I planned to visit a cemetery this morning on the north side of Chicago, situated less than six miles from my house.  On Thursday I called the office to obtain lot information.  However, as I drove amidst the works of art, aka grave markers, I realized my incomplete coordinate was no reason to search endlessly.  I drove to the office, but could not be assisted because staff were helping a family.  So I decided to drive a few blocks north since I had noticed the cemetery gates had been opened.  I have driven past my secondary choice, Temple Beth-El, and its locked gate countless times for over a decade as it appears at the intersection where I would head east to play Ultimate Frisbee in Peterson Park most Monday evenings when the sun and lack of snow permitted.
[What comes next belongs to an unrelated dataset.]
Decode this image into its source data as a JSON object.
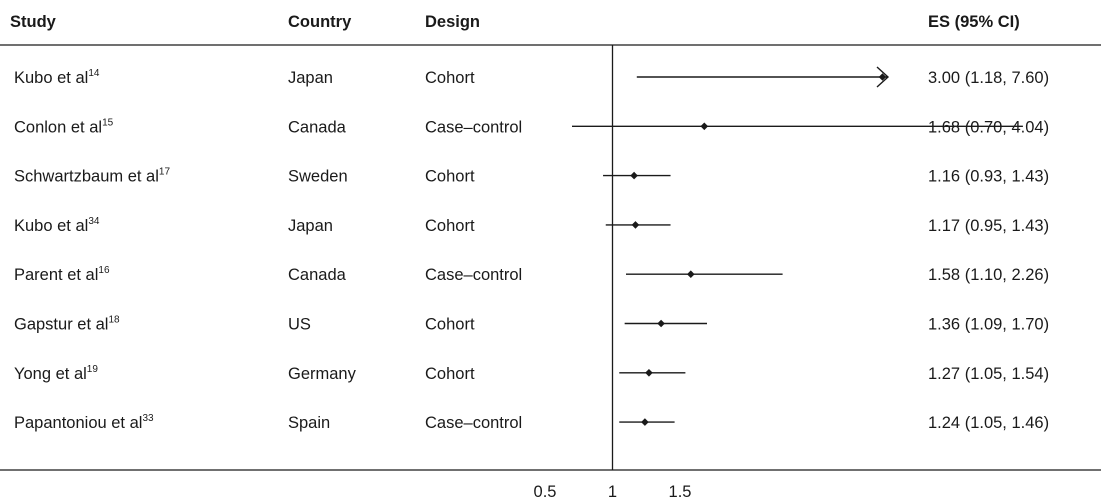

The original Temple Beth-El House of Worship established a permanent building in 1873 in the Logan Square neighborhood of Chicago.  In 1957 the congregation moved to Skokie, which made national headlines in the late 1970s when a Neo-Nazi group wanted to march.  The marchers chose Skokie due to the near-north suburb having the highest concentration of Holocaust survivors per capita in the nation and their right to test the 1st Amendment.  Court motions immediately ensued; the ACLU represented the marchers.

https://kansaspress.ku.edu/978-0-7006-0941-3.html  

Temple Beth-El eventually moved to another northern suburb where it remains today and probably started a new cemetery, given the neglected state of the one I was about to enter.

Star of David Cemetery, the first Jewish one I have ever visited, is small – less than one block wide and approximately four blocks deep and located two blocks south of Peterson on the west side of Pulaski.  It is surrounded by a warehouse, Restaurant Depot (a supplier), a behemoth Asian food distributor, Joong Boo, and the public park where I launched many wicked hammer throws.  Levin, Finkel, Kraus, Gladkaya, Goldwater, Spitzer, Goodfrend, Aaron, Naftali, Roykman, Herzman, Kitz, Zahler, Shcherbakova, and Weisz have barbed wire on three sides of them.

I witnessed plenty of leaning gravemarkers, a pile of broken ones, too many fallen, unrepaired memorials, and only one other set of footprints in the snow.  Of course, memories of the dead can be a simple rectangle placed on the ground, narcissistic mausoleums, large and modest monuments decorated with plastic flowers, symbols of valor or religion; all were present.  I chose three markers due to uniqueness.  The words “Descendants of Levi” appear underneath the lion, a lion! (see Genesis 49:9). A HUGE phallus, and Asian writing in background (though one cannot see the barbed wire…drat…between the headstone). I did not see any symbols of the Holocaust though my search was not exhaustive.